Prior to week five against Stanford, Armstrong was Notre Dame’s explosive back. He had a big run against Ball State that set up a touchdown, made several downfield catches, and posted a lengthy touchdown run against Wake Forest. To date, he has never shared the backfield with Dexter Williams, who is now Notre Dame’s explosive back. These two could be a souped up version of Theo Riddick and Cierre Wood from 2012 if Chip Long uses them right. And there is reason to believe Long has a good plan for this.
In the spring of 2017 I wrote about how Long could use three backs consistently in his offense. He was a coach under Mike Norvell at Arizona State, who used three backs rather consistently with quarterback Taylor Kelly, who had a skill set very similar to that of Ian Book.
Williams in the backfield with Armstrong motioned out into the slot, or even sharing the backfield together, would be pretty intimidating for the defense if the Irish also boasted athletes like Boykin, Claypool, and Finke on the field. And perhaps the best part of the whole thing is there is no tape of Notre Dame using that type of lineup in the past. Chip Long can put a whole arsenal on offense into play for the first time post-bye and continue to grow that group deep into the season. Not to belabor the point, but this is why having a quarterback who can distribute the ball to anyone in any spot is important.
People talk about Notre Dame having full access to playbook with Book at quarterback. I’m not sure any of us really knows what they could have in store on offense once all of their weapons are accounted for during the final month and a half of the year.
They Have Yet To Master The Deep Ball
Every offense has its chink in the armor and the deep ball might just be it for the 2018 unit. The Irish have yet to get over the top so far this year, with the exception of the pass to Finke against Michigan and they have hit some contested fades to Miles Boykin down the sideline. The good news is guys are getting open. Book missed an open Finke and Boykin a couple of times against the Hokies last week, plays that could have proven to be back breakers early, especially the throw to Finke. The bad news is after three games it might be time to have a little bit of concern they haven’t connected yet.

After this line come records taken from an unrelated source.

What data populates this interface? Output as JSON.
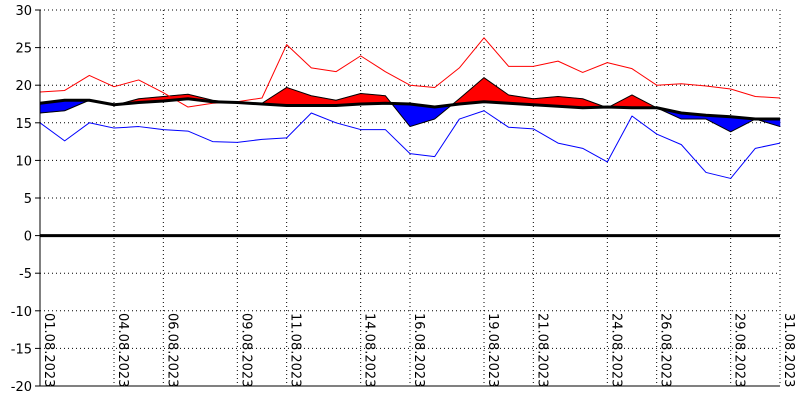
{
  "chart_data": {
    "type": "line",
    "title": "",
    "xlabel": "",
    "ylabel": "",
    "ylim": [
      -20,
      30
    ],
    "yticks": [
      -20,
      -15,
      -10,
      -5,
      0,
      5,
      10,
      15,
      20,
      25,
      30
    ],
    "grid": "dotted",
    "zero_line": true,
    "colors": {
      "max_line": "#ff0000",
      "min_line": "#0000ff",
      "above_fill": "#ff0000",
      "below_fill": "#0000ff",
      "reference_line": "#000000"
    },
    "x_tick_labels": [
      {
        "day": 1,
        "label": "01.08.2023"
      },
      {
        "day": 4,
        "label": "04.08.2023"
      },
      {
        "day": 6,
        "label": "06.08.2023"
      },
      {
        "day": 9,
        "label": "09.08.2023"
      },
      {
        "day": 11,
        "label": "11.08.2023"
      },
      {
        "day": 14,
        "label": "14.08.2023"
      },
      {
        "day": 16,
        "label": "16.08.2023"
      },
      {
        "day": 19,
        "label": "19.08.2023"
      },
      {
        "day": 21,
        "label": "21.08.2023"
      },
      {
        "day": 24,
        "label": "24.08.2023"
      },
      {
        "day": 26,
        "label": "26.08.2023"
      },
      {
        "day": 29,
        "label": "29.08.2023"
      },
      {
        "day": 31,
        "label": "31.08.2023"
      }
    ],
    "x": [
      1,
      2,
      3,
      4,
      5,
      6,
      7,
      8,
      9,
      10,
      11,
      12,
      13,
      14,
      15,
      16,
      17,
      18,
      19,
      20,
      21,
      22,
      23,
      24,
      25,
      26,
      27,
      28,
      29,
      30,
      31
    ],
    "series": [
      {
        "values": [
          19.1,
          19.3,
          21.3,
          19.8,
          20.7,
          19.0,
          17.1,
          17.6,
          17.8,
          18.3,
          25.4,
          22.3,
          21.8,
          23.9,
          21.8,
          20.0,
          19.7,
          22.3,
          26.3,
          22.5,
          22.5,
          23.2,
          21.7,
          23.0,
          22.2,
          20.0,
          20.2,
          19.9,
          19.5,
          18.5,
          18.3
        ]
      },
      {
        "values": [
          15.0,
          12.6,
          15.0,
          14.3,
          14.5,
          14.1,
          13.9,
          12.5,
          12.4,
          12.8,
          13.0,
          16.3,
          15.0,
          14.1,
          14.1,
          10.9,
          10.5,
          15.5,
          16.6,
          14.4,
          14.2,
          12.3,
          11.6,
          9.8,
          15.9,
          13.5,
          12.1,
          8.4,
          7.6,
          11.6,
          12.3
        ]
      },
      {
        "values": [
          16.3,
          16.6,
          18.0,
          17.3,
          18.2,
          18.5,
          18.8,
          18.0,
          17.6,
          17.6,
          19.7,
          18.6,
          18.0,
          18.9,
          18.6,
          14.5,
          15.5,
          18.2,
          21.0,
          18.7,
          18.2,
          18.5,
          18.2,
          17.0,
          18.7,
          17.0,
          15.5,
          15.5,
          13.8,
          15.5,
          14.5
        ]
      },
      {
        "values": [
          17.6,
          18.0,
          18.0,
          17.4,
          17.7,
          17.9,
          18.2,
          17.8,
          17.7,
          17.5,
          17.3,
          17.3,
          17.3,
          17.5,
          17.6,
          17.5,
          17.1,
          17.5,
          17.8,
          17.6,
          17.4,
          17.2,
          17.0,
          17.1,
          17.0,
          17.0,
          16.3,
          16.0,
          15.8,
          15.5,
          15.5
        ]
      }
    ]
  }
}
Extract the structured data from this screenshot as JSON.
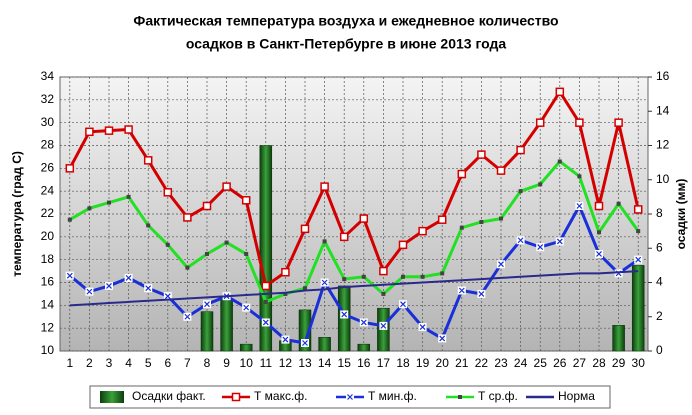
{
  "chart_data": {
    "type": "combo",
    "title": [
      "Фактическая температура воздуха и ежедневное количество",
      "осадков в Санкт-Петербурге в июне 2013 года"
    ],
    "ylabel": "температура (град С)",
    "y2label": "осадки (мм)",
    "categories": [
      "1",
      "2",
      "3",
      "4",
      "5",
      "6",
      "7",
      "8",
      "9",
      "10",
      "11",
      "12",
      "13",
      "14",
      "15",
      "16",
      "17",
      "18",
      "19",
      "20",
      "21",
      "22",
      "23",
      "24",
      "25",
      "26",
      "27",
      "28",
      "29",
      "30"
    ],
    "ylim": [
      10,
      34
    ],
    "yticks": [
      10,
      12,
      14,
      16,
      18,
      20,
      22,
      24,
      26,
      28,
      30,
      32,
      34
    ],
    "y2lim": [
      0,
      16
    ],
    "y2ticks": [
      0,
      2,
      4,
      6,
      8,
      10,
      12,
      14,
      16
    ],
    "grid": true,
    "series": [
      {
        "name": "Осадки факт.",
        "kind": "bar",
        "axis": "y2",
        "color": "#1f6b1f",
        "values": [
          0,
          0,
          0,
          0,
          0,
          0,
          0,
          2.3,
          3.0,
          0.4,
          12.0,
          0.6,
          2.4,
          0.8,
          3.8,
          0.4,
          2.5,
          0,
          0,
          0,
          0,
          0,
          0,
          0,
          0,
          0,
          0,
          0,
          1.5,
          5.0
        ]
      },
      {
        "name": "Т макс.ф.",
        "kind": "line",
        "marker": "square",
        "color": "#d40000",
        "values": [
          26.0,
          29.2,
          29.3,
          29.4,
          26.7,
          23.9,
          21.7,
          22.7,
          24.4,
          23.2,
          15.7,
          16.9,
          20.7,
          24.4,
          20.0,
          21.6,
          17.0,
          19.3,
          20.5,
          21.5,
          25.5,
          27.2,
          25.8,
          27.6,
          30.0,
          32.7,
          30.0,
          22.7,
          30.0,
          22.4
        ]
      },
      {
        "name": "Т мин.ф.",
        "kind": "line",
        "marker": "cross",
        "color": "#1a2fd8",
        "values": [
          16.6,
          15.2,
          15.7,
          16.4,
          15.5,
          14.8,
          13.0,
          14.1,
          14.8,
          13.8,
          12.5,
          11.0,
          10.7,
          16.0,
          13.2,
          12.5,
          12.2,
          14.1,
          12.1,
          11.1,
          15.3,
          15.0,
          17.6,
          19.7,
          19.1,
          19.6,
          22.7,
          18.5,
          16.8,
          18.0
        ]
      },
      {
        "name": "Т ср.ф.",
        "kind": "line",
        "marker": "dot",
        "color": "#22e022",
        "values": [
          21.5,
          22.5,
          23.0,
          23.5,
          21.0,
          19.3,
          17.3,
          18.5,
          19.5,
          18.5,
          14.3,
          15.0,
          15.5,
          19.6,
          16.3,
          16.5,
          15.0,
          16.5,
          16.5,
          16.8,
          20.8,
          21.3,
          21.6,
          24.0,
          24.6,
          26.6,
          25.3,
          20.4,
          22.9,
          20.5
        ]
      },
      {
        "name": "Норма",
        "kind": "line",
        "marker": "none",
        "color": "#2a2a8c",
        "values": [
          14.0,
          14.1,
          14.2,
          14.3,
          14.4,
          14.5,
          14.6,
          14.7,
          14.8,
          14.9,
          15.0,
          15.1,
          15.3,
          15.4,
          15.6,
          15.7,
          15.8,
          15.9,
          16.0,
          16.1,
          16.2,
          16.3,
          16.4,
          16.5,
          16.6,
          16.7,
          16.8,
          16.8,
          16.9,
          17.0
        ]
      }
    ]
  }
}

According to Bill Connelly, after six games the only receiver who averages over 10 yards per target is Miles Boykin at 10.2. The next closest player is Chris Finke at nine, and uber athlete Chase Claypool is sitting there at 6.1.
You’d think with Book being a 73% passer he would eventually figure out how to throw it over the top, and it may be a timing issue due to lack of experience with the receiving corps, but this is an inefficiency that will hurt them against teams that can take the short stuff away consistently.
I think the lack of timing and familiarity is real, and I wouldn’t be surprised if that was the main culprit. We’d like for quarterbacks to just figure these things out on the field, but it may take games and practice before Book is comfortable. I have to think this is a part of the offense that will be unlocked sooner or later with this team, and this week against Pitt, who will stubbornly play press man even when they are being bbq’d would be a good candidate for it to start.